· Simon I'Anson
▲ Photo credit Karla Hernandez on Unsplash
In academia, as you progress through A-levels, degree, post-graduate and a doctorate you learn more and more about less and less. Until you reach the point where you become a world leader in an incredibly focussed niche of your particular area of study.
There are similarities when defining a new digital product.
To create a product that stands a chance of getting off the ground, you have to understand and define the audience for whom you are designing. And the particular problem you are solving for them. This is product focus.
A passing understanding, or vague arm-wave in the direction of a general audience, is insufficient. I’ve been pitched products with an audience of “anyone with a smartphone”, “people who shop online” and “people who are into photography”. These audiences are so wide it could be anyone. And when you design for anyone, you design for no-one.
Better to launch to a small audience who are fanatically keen and will part with their cash than to a huge amorphous one that doesn’t care.
What does focussing in on a niche look like?
Let’s take the ‘people who are into photography’ audience. Can we identify a sub-set of photographers? Newbies, keen amateurs or maybe experienced professionals? Take professionals, then go deeper. What type of professionals? Wildlife or wedding or studio? When will they use this? Out in the field or during editing? Or is it about archiving and mass storage?
When we start to identify a group it gives us cues for how to design for them. The language we might use in the product. How and where it will be marketed. What type of conditions the product might be used in. But importantly, it helps us understand the context of what we are building.
While getting to know the audience we should be able to identify their pain points. Gaps in their current workflow or where existing software is failing them. To design an effective product you need to focus right in on that niche. How might that individual be solving their problem right now? Do they have an Excel spreadsheet hack or some elaborate email tagging system? Is there already a solution but it’s outdated and not up to scratch? Is it a problem that they almost don’t know they have but if you presented your idea they’d nod in recognition? If so, let’s test that. Keep drilling down until someone with no prior knowledge of the problem or industry can understand it straight away when you explain it.
Take a position
To help, you could create an early positioning statement like this:
For [target customer] who [need/ pain point] the [product name] is a [product category] that [main benefits/ pain reduction]. Unlike [competitor/ status quo] our product [statement of differentiation]

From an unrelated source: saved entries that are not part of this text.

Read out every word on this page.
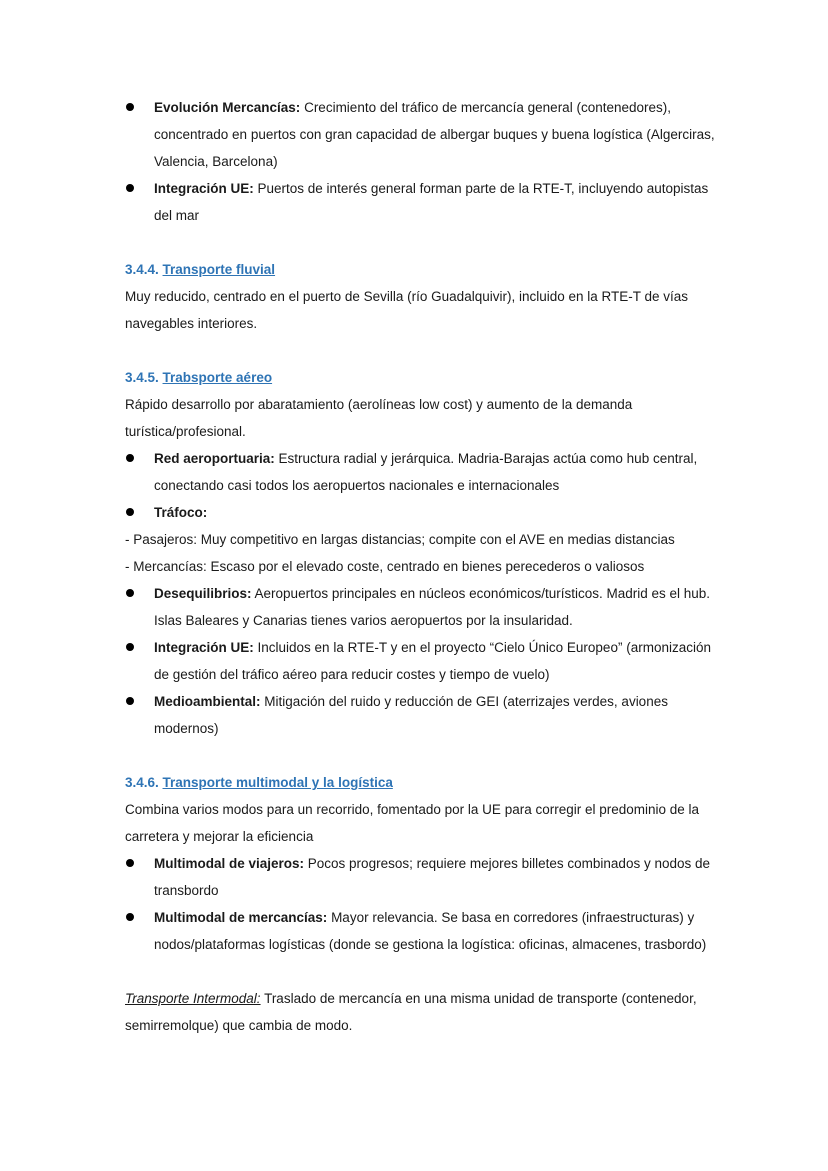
Evolución Mercancías: Crecimiento del tráfico de mercancía general (contenedores), concentrado en puertos con gran capacidad de albergar buques y buena logística (Algerciras, Valencia, Barcelona)
Integración UE: Puertos de interés general forman parte de la RTE-T, incluyendo autopistas del mar
3.4.4. Transporte fluvial
Muy reducido, centrado en el puerto de Sevilla (río Guadalquivir), incluido en la RTE-T de vías navegables interiores.
3.4.5. Trabsporte aéreo
Rápido desarrollo por abaratamiento (aerolíneas low cost) y aumento de la demanda turística/profesional.
Red aeroportuaria: Estructura radial y jerárquica. Madria-Barajas actúa como hub central, conectando casi todos los aeropuertos nacionales e internacionales
Tráfoco:
- Pasajeros: Muy competitivo en largas distancias; compite con el AVE en medias distancias
- Mercancías: Escaso por el elevado coste, centrado en bienes perecederos o valiosos
Desequilibrios: Aeropuertos principales en núcleos económicos/turísticos. Madrid es el hub. Islas Baleares y Canarias tienes varios aeropuertos por la insularidad.
Integración UE: Incluidos en la RTE-T y en el proyecto “Cielo Único Europeo” (armonización de gestión del tráfico aéreo para reducir costes y tiempo de vuelo)
Medioambiental: Mitigación del ruido y reducción de GEI (aterrizajes verdes, aviones modernos)
3.4.6. Transporte multimodal y la logística
Combina varios modos para un recorrido, fomentado por la UE para corregir el predominio de la carretera y mejorar la eficiencia
Multimodal de viajeros: Pocos progresos; requiere mejores billetes combinados y nodos de transbordo
Multimodal de mercancías: Mayor relevancia. Se basa en corredores (infraestructuras) y nodos/plataformas logísticas (donde se gestiona la logística: oficinas, almacenes, trasbordo)
Transporte Intermodal: Traslado de mercancía en una misma unidad de transporte (contenedor, semirremolque) que cambia de modo.
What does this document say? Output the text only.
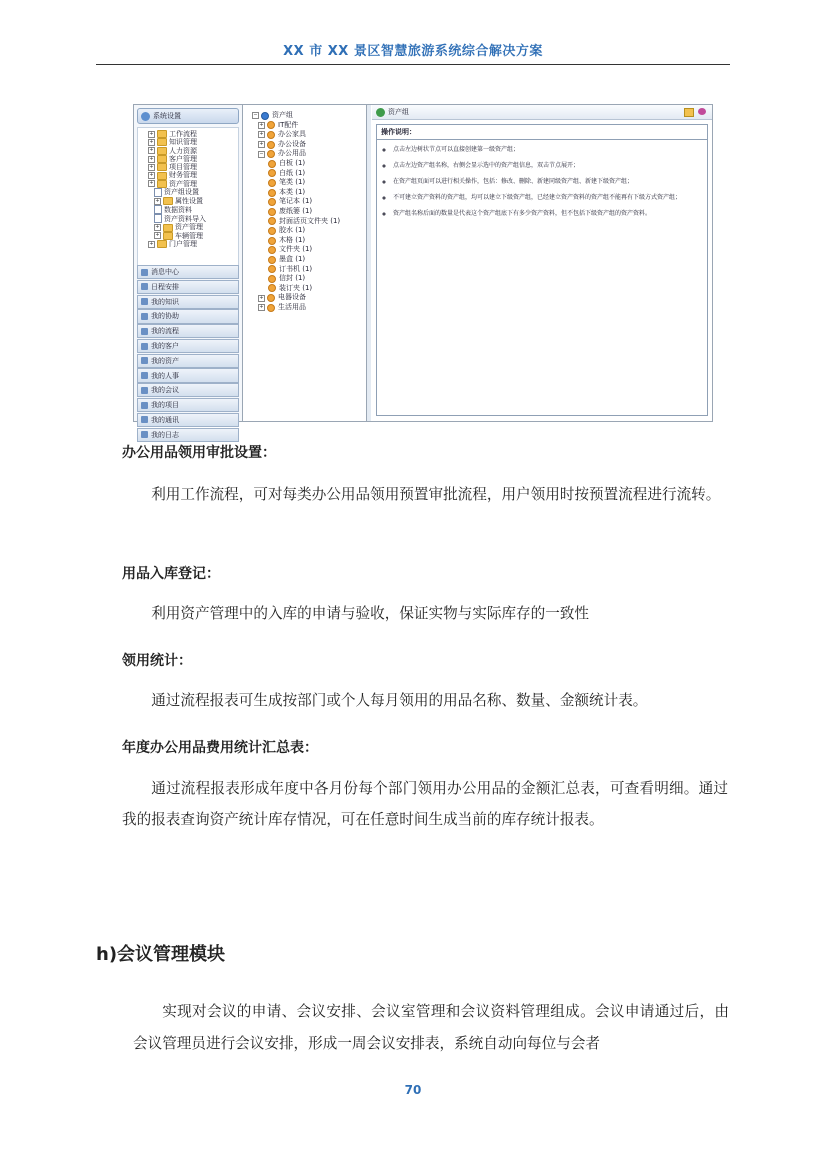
XX 市 XX 景区智慧旅游系统综合解决方案
系统设置
+ 工作流程
+ 知识管理
+ 人力资源
+ 客户管理
+ 项目管理
+ 财务管理
+ 资产管理
资产组设置
+ 属性设置
数据资料
资产资料导入
+ 资产管理
+ 车辆管理
+ 门户管理
消息中心
日程安排
我的知识
我的协助
我的流程
我的客户
我的资产
我的人事
我的会议
我的项目
我的通讯
我的日志
− 资产组
+ IT配件
+ 办公家具
+ 办公设备
− 办公用品
白板 (1)
白纸 (1)
笔类 (1)
本类 (1)
笔记本 (1)
废纸篓 (1)
封面活页文件夹 (1)
胶水 (1)
木格 (1)
文件夹 (1)
墨盒 (1)
订书机 (1)
信封 (1)
装订夹 (1)
+ 电器设备
+ 生活用品
资产组
操作说明：
◦ 点击左边树状节点可以直接创建第一级资产组；
◦ 点击左边资产组名称，右侧会显示选中的资产组信息，双击节点展开；
◦ 在资产组页面可以进行相关操作，包括：修改、删除、新建同级资产组、新建下级资产组；
◦ 不可建立资产资料的资产组，均可以建立下级资产组，已经建立资产资料的资产组不能再有下级方式资产组；
◦ 资产组名称后面的数量是代表这个资产组底下有多少资产资料，但不包括下级资产组的资产资料。
办公用品领用审批设置：
利用工作流程，可对每类办公用品领用预置审批流程，用户领用时按预置流程进行流转。
用品入库登记：
利用资产管理中的入库的申请与验收，保证实物与实际库存的一致性
领用统计：
通过流程报表可生成按部门或个人每月领用的用品名称、数量、金额统计表。
年度办公用品费用统计汇总表：
通过流程报表形成年度中各月份每个部门领用办公用品的金额汇总表，可查看明细。通过我的报表查询资产统计库存情况，可在任意时间生成当前的库存统计报表。
h)会议管理模块
实现对会议的申请、会议安排、会议室管理和会议资料管理组成。会议申请通过后，由会议管理员进行会议安排，形成一周会议安排表，系统自动向每位与会者
70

If you’re struggling with writing this, you need to keep digging.
During the early stages of product design and build we’ll keep coming back to this. Testing assumptions, ensuring we’re on track. And when prioritising features to build it’ll help us cut the superfluous and focus on the necessary. It’ll be our north star and guide the process to launch. It’ll keep your aspirations honest, your budget in check and your focus clear.
This may all seem like a lot of effort. I’ll tell you what’s more effort. Refining product features when you have a team of designers and engineers sat around waiting for you to define exactly how something is supposed to work that only exists in your head. Which may lead to you having to tell your angel investors why you’ve burned through your initial seed funding and launched a product that isn’t finished, doesn’t work and no-one wants.
Alternatively, you can launch a product with a clear, tightly controlled feature set, for a well-defined audience group that launched on budget. Ready to grow into its market.